The Obama birth story will likely die in the national news, leaving a cadre of angry souls out there while the rest of us find some other sensational story to obsess over. But just imagine the anger, the misguided blame that will be cast when the stakes are far, far higher.

Tragically, we’ve seen this again and again over the course of human history. One need not reach too far back in time and space to bear witness to what we’re capable of when scared, hungry, angry, or baited into hatred. It’s going on right now in Sudan–genocide largely related to scarce resources. And I don’t have to travel far from where I live to visit the site of a Japanese American internment camp.

Sadly, this too we have in us, this kind of hate and fear.

As a kid growing up in Israel, I saw too much hate and too much fear, from both Israelis and Palestinians. My family left when it became clear that we’d have to choose to be victims or victimizers, or both. And my parents didn’t want to have to make that kind of choice. A few months after we left, my best friend was kidnapped and killed.

After graduating college, I went to work at The Shoah Foundation, a project started by Steven Spielberg to document the stories of Holocaust survivors, witnesses, and rescuers all over the world. (We wound up interviewing over 52,000 people in 60 countries.) For a brief period of my life, I lived and breathed the Shoah–ingesting hundreds and hundreds of heart-rending stories of loss, suffering, and cruelty that would otherwise be simply unimaginable. I now know that humans are capable of anything. Anything.

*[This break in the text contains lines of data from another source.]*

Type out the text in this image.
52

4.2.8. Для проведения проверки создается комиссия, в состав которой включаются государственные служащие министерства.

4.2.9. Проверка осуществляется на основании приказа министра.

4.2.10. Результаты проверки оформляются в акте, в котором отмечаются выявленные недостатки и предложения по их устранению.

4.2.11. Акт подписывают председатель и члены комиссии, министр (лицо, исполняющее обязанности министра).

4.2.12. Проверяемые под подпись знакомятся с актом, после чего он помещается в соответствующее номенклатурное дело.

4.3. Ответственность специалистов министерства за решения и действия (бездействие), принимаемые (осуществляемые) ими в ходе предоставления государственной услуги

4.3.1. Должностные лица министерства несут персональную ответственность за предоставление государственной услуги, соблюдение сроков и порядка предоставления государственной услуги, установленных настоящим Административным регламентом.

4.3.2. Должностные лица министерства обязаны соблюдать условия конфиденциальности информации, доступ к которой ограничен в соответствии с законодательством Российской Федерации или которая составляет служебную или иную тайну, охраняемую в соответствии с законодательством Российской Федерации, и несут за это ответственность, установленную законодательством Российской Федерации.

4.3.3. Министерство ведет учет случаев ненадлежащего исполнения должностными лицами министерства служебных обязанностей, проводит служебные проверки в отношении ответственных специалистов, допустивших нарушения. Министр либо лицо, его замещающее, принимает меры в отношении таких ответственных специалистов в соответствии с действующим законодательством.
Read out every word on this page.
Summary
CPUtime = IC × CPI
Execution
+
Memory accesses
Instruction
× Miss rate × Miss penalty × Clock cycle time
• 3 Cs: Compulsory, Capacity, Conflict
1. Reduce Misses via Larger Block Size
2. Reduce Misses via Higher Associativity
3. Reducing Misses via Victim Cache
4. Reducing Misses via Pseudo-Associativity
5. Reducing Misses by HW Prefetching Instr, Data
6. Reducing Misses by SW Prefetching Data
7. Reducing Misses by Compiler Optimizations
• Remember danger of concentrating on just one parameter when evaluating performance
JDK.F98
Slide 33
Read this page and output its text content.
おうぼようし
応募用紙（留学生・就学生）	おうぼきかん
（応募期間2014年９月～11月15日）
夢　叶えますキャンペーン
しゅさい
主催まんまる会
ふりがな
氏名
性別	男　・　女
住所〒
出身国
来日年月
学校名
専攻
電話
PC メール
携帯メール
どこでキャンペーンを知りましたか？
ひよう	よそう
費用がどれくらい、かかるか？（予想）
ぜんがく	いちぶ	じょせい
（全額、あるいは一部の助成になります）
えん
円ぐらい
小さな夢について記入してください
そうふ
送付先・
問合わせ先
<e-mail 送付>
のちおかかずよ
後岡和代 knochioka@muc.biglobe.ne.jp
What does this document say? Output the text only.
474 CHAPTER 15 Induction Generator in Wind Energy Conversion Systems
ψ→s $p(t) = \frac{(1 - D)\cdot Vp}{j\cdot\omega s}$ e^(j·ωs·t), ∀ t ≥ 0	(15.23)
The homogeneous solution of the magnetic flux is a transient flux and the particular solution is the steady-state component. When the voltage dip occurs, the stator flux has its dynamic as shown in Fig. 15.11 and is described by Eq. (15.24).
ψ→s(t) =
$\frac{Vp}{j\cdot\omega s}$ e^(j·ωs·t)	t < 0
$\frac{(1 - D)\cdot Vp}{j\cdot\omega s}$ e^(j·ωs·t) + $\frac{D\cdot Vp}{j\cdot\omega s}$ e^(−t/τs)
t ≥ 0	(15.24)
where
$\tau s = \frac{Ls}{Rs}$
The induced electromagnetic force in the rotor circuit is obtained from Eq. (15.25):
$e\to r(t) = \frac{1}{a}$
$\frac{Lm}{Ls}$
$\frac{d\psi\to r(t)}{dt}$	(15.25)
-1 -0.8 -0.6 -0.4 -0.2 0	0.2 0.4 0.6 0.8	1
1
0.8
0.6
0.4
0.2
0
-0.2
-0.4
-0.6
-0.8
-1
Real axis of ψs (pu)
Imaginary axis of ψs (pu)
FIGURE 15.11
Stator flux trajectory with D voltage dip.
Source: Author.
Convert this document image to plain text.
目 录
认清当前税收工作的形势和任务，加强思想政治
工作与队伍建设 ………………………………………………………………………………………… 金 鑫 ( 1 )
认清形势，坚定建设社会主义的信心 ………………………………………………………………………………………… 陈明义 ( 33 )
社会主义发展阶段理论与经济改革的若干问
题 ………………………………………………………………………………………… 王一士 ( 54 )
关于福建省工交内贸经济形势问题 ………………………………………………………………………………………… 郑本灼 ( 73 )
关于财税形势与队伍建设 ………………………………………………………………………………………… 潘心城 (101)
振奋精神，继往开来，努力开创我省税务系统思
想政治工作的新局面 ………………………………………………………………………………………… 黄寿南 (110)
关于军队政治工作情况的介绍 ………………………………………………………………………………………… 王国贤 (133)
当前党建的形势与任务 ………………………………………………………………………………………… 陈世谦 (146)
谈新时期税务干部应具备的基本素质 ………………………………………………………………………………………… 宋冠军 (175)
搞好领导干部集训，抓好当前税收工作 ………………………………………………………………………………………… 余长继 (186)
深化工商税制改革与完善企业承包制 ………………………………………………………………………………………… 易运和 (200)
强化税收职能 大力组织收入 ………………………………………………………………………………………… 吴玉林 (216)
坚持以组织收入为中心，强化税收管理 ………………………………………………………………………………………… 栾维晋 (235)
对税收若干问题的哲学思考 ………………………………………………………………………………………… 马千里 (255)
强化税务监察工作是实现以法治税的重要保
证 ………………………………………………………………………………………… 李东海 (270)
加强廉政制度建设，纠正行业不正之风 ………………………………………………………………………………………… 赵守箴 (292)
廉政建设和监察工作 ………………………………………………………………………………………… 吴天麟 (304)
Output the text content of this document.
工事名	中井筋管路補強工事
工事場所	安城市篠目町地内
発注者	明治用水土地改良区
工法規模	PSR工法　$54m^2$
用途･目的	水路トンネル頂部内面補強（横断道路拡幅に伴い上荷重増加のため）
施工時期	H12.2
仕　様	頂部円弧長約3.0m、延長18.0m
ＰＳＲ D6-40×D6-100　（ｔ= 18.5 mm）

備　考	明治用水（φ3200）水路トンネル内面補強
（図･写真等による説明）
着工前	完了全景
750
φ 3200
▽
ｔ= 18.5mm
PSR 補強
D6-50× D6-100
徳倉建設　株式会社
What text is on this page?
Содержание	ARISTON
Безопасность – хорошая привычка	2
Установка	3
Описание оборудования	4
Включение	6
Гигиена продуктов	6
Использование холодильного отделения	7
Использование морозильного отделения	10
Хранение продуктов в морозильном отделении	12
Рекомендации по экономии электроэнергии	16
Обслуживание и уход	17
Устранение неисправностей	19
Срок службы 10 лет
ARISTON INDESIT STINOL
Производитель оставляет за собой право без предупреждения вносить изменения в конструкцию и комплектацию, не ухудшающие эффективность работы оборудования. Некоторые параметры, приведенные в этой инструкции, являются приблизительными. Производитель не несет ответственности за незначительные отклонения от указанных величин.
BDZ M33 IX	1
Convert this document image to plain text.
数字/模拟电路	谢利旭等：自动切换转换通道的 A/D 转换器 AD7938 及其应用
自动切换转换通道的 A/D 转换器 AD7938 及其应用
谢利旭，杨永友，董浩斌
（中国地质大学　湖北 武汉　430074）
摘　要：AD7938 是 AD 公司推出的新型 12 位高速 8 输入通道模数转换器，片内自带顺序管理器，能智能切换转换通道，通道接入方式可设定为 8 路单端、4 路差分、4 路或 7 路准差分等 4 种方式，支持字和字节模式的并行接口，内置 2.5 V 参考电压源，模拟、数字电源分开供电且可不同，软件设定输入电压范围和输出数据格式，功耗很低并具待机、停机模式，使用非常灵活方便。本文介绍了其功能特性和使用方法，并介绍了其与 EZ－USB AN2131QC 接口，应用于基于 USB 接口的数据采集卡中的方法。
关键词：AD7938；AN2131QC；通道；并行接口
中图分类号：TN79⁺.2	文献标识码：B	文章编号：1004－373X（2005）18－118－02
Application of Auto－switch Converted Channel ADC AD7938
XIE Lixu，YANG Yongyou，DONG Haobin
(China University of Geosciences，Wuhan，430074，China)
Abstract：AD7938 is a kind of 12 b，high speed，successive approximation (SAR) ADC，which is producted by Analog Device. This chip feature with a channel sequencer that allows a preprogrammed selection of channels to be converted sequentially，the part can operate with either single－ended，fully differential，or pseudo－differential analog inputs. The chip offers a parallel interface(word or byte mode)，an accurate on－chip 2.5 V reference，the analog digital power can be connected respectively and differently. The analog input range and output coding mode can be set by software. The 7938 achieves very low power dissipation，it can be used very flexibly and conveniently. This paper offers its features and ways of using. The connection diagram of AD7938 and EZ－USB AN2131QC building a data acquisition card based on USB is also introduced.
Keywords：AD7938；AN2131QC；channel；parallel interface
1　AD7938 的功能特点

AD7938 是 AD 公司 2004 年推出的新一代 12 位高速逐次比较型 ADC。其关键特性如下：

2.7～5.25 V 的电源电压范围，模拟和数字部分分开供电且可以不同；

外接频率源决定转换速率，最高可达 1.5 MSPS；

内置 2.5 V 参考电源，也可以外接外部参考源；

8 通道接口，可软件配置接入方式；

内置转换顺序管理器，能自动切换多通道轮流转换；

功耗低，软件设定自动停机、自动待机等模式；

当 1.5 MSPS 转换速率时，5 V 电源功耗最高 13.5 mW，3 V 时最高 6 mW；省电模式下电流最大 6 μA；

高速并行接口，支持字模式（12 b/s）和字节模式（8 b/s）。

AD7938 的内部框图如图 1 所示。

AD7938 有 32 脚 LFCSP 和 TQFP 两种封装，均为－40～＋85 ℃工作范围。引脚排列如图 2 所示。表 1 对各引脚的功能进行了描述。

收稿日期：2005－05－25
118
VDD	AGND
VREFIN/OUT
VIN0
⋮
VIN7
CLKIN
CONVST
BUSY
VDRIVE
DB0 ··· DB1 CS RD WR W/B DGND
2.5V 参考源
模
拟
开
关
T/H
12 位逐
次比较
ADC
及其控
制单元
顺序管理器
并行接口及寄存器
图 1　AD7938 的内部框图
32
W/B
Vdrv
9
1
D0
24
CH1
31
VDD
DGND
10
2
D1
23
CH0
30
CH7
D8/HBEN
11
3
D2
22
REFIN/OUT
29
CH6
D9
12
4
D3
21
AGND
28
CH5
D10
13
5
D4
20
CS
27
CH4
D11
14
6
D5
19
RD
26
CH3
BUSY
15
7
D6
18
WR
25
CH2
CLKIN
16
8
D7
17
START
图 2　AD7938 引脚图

So you’d think that I would expect truly dark days ahead, as economic, environmental, and energy crises hit and amplify. But I really don’t. I fear them, but don’t expect them, at least not with any sort of resignation. That’s because the stories of the Shoah that stay with me most vividly after all these years are the ones of courage, of salvation, of peoples’ better selves. We’re capable of raw hatred and cruelty, but also great things. And that’s all of us, even these so-called “birthers.”